Однако в ту самую минуту, когда Борис писал эти строки, мысли его были вовсе не об Ольге Фрейденберг: в его жизнь метеором, кометой ворвалась новая женщина Едва достигшая двадцатидвухлетия Евгения Владимировна Лурье была тогда студенткой математического отделения Высших женских курсов на Девичьем поле в Москве, лучезарная улыбка играла на ее губах, сияла в глазах, и вообще она всегда выглядела так, будто светится в предвкушении счастья, которое уже на пороге. Может быть, именно ненасытное, радостное стремление к жизни, ко всему, что эту жизнь составляет — существам, событиям, — и разожгло Пастернака? Может быть, его влекла к Евгении не только чистая, простодушная красота девушки, но и возможность рядом с ней обрести веру в свою пока еще совсем не определившуюся карьеру поэта… В моменты наивысшего восторга Борис убеждал себя, что нельзя стать настоящим поэтом, не будучи настоящим революционером. Но должна ведь при этом существовать некая мера в притязаниях, некий предел жестокости, а вот это революционеры осознают нечасто. Словом, если с поэзией все в порядке, о политике этого не скажешь! И каждый день народные волнения непредсказуемого масштаба препятствуют осуществлению таких на самом деле естественных чаяний писателя.

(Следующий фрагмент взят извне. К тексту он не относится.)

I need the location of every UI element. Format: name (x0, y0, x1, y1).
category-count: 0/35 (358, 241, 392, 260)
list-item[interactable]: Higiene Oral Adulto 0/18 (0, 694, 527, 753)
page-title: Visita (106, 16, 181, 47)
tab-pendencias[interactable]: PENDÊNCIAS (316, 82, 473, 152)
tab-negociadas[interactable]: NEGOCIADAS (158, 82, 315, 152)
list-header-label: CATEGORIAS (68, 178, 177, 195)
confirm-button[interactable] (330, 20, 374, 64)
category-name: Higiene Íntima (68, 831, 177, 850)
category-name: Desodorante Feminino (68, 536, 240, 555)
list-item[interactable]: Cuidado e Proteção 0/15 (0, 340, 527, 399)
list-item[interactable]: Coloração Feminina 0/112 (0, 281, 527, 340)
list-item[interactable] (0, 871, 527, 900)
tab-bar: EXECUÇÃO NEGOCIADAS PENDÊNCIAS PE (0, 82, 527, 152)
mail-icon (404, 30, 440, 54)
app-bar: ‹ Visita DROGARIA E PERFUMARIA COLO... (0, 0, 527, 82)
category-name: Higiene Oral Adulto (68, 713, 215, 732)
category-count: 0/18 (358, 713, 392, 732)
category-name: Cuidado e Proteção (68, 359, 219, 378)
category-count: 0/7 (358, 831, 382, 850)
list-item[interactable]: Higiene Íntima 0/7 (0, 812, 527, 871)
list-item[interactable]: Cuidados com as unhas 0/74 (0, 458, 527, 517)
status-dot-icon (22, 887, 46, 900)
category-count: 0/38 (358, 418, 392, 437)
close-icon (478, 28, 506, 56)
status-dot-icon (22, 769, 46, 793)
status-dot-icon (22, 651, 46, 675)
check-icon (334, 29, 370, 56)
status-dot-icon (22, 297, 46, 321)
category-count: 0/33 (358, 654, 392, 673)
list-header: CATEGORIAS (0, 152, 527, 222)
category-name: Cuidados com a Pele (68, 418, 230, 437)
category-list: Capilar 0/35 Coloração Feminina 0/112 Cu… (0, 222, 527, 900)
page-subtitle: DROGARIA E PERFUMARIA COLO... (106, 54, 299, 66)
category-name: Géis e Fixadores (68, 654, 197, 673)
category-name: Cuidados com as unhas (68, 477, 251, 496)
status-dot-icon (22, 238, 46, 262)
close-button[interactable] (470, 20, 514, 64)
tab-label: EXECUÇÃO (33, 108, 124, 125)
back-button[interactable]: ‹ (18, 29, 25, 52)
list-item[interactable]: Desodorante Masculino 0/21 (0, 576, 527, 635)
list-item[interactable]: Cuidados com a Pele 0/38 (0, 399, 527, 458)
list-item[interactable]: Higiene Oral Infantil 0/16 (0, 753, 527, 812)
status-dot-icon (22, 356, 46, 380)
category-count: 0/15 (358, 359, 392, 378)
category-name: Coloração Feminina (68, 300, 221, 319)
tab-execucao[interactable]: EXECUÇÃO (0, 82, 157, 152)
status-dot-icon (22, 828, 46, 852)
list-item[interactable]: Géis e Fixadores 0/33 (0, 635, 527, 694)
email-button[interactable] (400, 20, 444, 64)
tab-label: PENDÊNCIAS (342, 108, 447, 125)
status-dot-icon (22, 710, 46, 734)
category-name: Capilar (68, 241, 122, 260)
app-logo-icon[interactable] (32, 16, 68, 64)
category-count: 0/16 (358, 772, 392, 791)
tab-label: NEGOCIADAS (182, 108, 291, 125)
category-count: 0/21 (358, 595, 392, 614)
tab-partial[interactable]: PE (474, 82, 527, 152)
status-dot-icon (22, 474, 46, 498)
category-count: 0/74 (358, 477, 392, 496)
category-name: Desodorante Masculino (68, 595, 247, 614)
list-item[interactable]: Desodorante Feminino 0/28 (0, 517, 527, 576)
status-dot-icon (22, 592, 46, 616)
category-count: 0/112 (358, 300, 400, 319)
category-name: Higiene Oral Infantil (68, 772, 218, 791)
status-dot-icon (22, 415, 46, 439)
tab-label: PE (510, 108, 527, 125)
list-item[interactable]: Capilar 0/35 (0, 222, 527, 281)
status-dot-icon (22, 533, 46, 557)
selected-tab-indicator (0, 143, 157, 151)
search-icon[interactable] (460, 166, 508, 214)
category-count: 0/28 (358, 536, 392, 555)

Март 1921 года был отмечен ростом уличных беспорядков и мятежом моряков в Кронштадте, возмущенных допотопными, по их мнению, требованиями дисциплины. Чтобы успокоить умы, X съезд Коммунистической партии принял решение спасти хотя бы то немногое, что уцелело во время революции, разорившей страну. И Ленин выбрал именно это время для того, чтобы заявить о новом, коренном повороте в государственной политике: НЭП (новая экономическая политика) предоставляла некое подобие свободы ремесленникам и тем, кто возделывает пахотные земли. Советские газеты тут же стали превозносить эти единичные меры как доказательство того, что главной заботой власти было и остается равенство возможностей, прав и ответственности в пролетарском обществе.
В том же месяце Борис с некоторой опаской согласился принять участие в организованном в Доме печати вечере. Программа включала стихи Пастернака в исполнении профессиональных актрис, но несколько стихотворений должен был прочесть сам поэт. «Признание это или ловушка?» — думал он по дороге в Дом печати, но до самого конца вечера так и не смог понять, какая версия правильна. Конечно, Маяковский в качестве «главы литературного авангарда» счел себя обязанным похвалить автора за «дерзость — вместе и социалистическую и артистическую», за талант, но отдельные слушатели не преминули заметить, что здесь всего лишь словесная мешанина и что надо еще только ожидать появления среди поэтов «нового Пушкина». Пастернак решил, что имел полууспех, и вполне им довольствовался. Чуть позже Маяковский, все такой же предприимчивый, представил молодого собрата Александру Блоку, собравшему своих многочисленных поклонников в московском Политехническом музее, чтобы прочесть им сборник своих стихов. Блок сразу же объявил Борису, что видит в нем того, кто «понесет в будущем факел русской поэзии», Пастернак склонился под грузом похвал и отправился восвояси, думая о нем, как о старшем брате, с которым тесно связан любовью к звучности русского языка. Узнав несколько месяцев спустя о скоропостижной смерти Блока, которого уже готов был воспринимать в качестве непогрешимого советника и вождя, Борис испытал такое глубокое горе, словно этот человек был ему ближе всех родных, ближе собственной семьи.
Но что такое была смерть Блока — естественная, в своей постели, в сорок один год — по сравнению со вскоре, в августе того же года, произошедшим расстрелом политической полицией поэта Гумилева, обвиненного в том, что он был участником неведомого контрреволюционного заговора! На этот раз Пастернак с ужасом думал о «преступлении», каким видится власти любая свободная мысль.